Contro un’avversaria esperta e strutturata come l’Unieuro Forlì, l’Unicusano Avellino Basket ha offerto una prestazione di grande maturità, portando a casa una vittoria preziosa per 90-79 nel 17° turno di Serie A2 Old Wild West. Al di là del punteggio finale, il successo biancoverde assume un valore ancora più significativo alla luce delle assenze pesanti di Alessandro Grande e Andrea Zerini, che hanno ridotto le rotazioni e costretto lo staff tecnico a scelte coraggiose e ad una gestione attenta delle energie.

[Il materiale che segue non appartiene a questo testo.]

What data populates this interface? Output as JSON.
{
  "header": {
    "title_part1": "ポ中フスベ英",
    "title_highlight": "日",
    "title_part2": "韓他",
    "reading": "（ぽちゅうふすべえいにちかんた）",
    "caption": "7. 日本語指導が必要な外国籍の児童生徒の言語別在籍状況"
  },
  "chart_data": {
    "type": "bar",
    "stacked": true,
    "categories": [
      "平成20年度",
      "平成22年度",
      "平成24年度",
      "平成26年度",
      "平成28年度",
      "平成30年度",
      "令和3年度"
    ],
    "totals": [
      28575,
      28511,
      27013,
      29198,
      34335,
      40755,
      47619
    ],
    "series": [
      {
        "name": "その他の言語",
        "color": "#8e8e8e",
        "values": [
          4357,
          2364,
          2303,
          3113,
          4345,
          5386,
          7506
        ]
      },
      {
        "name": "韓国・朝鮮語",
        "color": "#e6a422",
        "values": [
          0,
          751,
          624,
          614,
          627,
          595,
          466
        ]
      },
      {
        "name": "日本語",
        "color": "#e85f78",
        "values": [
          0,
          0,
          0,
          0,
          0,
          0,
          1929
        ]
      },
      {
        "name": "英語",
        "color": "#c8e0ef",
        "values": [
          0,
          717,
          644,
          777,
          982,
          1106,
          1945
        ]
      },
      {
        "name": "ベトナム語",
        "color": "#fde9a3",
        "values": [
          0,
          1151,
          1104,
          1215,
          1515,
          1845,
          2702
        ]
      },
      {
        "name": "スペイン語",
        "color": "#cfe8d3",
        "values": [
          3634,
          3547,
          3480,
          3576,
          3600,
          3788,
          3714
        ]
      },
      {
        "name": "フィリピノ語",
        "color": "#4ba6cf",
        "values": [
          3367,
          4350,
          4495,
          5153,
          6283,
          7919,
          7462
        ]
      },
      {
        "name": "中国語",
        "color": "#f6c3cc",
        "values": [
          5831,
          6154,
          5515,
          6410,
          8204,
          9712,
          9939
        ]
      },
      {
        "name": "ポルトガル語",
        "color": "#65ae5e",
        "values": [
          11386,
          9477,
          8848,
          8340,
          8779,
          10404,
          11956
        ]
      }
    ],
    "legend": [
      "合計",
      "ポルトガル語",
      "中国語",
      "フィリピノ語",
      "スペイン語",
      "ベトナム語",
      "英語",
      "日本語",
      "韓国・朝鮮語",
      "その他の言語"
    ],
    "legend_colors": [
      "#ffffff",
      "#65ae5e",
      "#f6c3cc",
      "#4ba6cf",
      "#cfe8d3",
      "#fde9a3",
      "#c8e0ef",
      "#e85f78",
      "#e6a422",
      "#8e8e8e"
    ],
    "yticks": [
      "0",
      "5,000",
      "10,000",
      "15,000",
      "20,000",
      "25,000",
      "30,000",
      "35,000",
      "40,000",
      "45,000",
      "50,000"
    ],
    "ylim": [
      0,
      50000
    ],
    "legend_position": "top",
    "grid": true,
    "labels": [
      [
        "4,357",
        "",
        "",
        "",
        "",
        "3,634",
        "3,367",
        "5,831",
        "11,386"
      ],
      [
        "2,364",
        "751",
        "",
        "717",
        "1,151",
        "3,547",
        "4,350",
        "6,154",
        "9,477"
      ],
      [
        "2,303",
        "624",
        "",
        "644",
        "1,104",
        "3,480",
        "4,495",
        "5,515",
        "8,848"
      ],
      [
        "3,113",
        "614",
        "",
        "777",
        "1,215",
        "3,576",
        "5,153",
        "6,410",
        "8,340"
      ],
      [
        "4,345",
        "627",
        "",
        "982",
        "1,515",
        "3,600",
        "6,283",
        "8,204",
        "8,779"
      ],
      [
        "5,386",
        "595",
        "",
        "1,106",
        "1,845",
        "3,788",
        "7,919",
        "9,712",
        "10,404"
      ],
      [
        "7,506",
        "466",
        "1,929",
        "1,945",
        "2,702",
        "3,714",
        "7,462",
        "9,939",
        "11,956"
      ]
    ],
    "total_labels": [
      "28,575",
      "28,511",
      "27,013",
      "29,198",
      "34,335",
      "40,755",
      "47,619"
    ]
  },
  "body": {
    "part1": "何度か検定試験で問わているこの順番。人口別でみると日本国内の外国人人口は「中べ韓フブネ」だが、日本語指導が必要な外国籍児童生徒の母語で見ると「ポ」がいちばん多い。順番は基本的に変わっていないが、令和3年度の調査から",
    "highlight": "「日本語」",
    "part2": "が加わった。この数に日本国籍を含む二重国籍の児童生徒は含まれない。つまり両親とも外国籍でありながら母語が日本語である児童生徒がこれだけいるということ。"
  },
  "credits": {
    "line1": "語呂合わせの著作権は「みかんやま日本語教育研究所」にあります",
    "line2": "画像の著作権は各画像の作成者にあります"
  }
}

Avellino ha impostato la gara sin dalle prime battute con un approccio aggressivo e ordinato, scavando subito un solco importante nel primo quarto grazie a una difesa solida e a un attacco fluido, capace di colpire con continuità. Il 23-11 dei primi dieci minuti fotografa bene la qualità dell’avvio irpino. Forlì ha provato a rientrare nel secondo quarto sfruttando il gioco interno e le iniziative di Harper, ma la squadra di Di Carlo ha sempre risposto con lucidità, mantenendo il controllo del ritmo e andando all’intervallo avanti 42-34.

Il momento chiave del match arriva nel terzo periodo, quando l’Unieuro si riporta a contatto fino al -4. Qui Avellino mostra carattere e compattezza: l’assetto più piccolo con Lewis da “4” tattico paga dividendi importanti, permettendo ai biancoverdi di correre il campo, alzare l’intensità e ritrovare un vantaggio rassicurante. Nel quarto periodo, nonostante i tentativi di rimonta guidati da un ottimo Pepe, Avellino non perde mai la bussola, gestendo con intelligenza ogni possesso fino al definitivo 90-79.

Decisiva la prova corale, con quattro uomini in doppia cifra, i 25 punti di Lewis e la sostanza garantita da Cicchetti, Dell’Agnello e Pini. Una vittoria che racconta di una squadra in crescita, capace di restare unita e concentrata anche nelle difficoltà, dimostrando sul campo il proprio potenziale.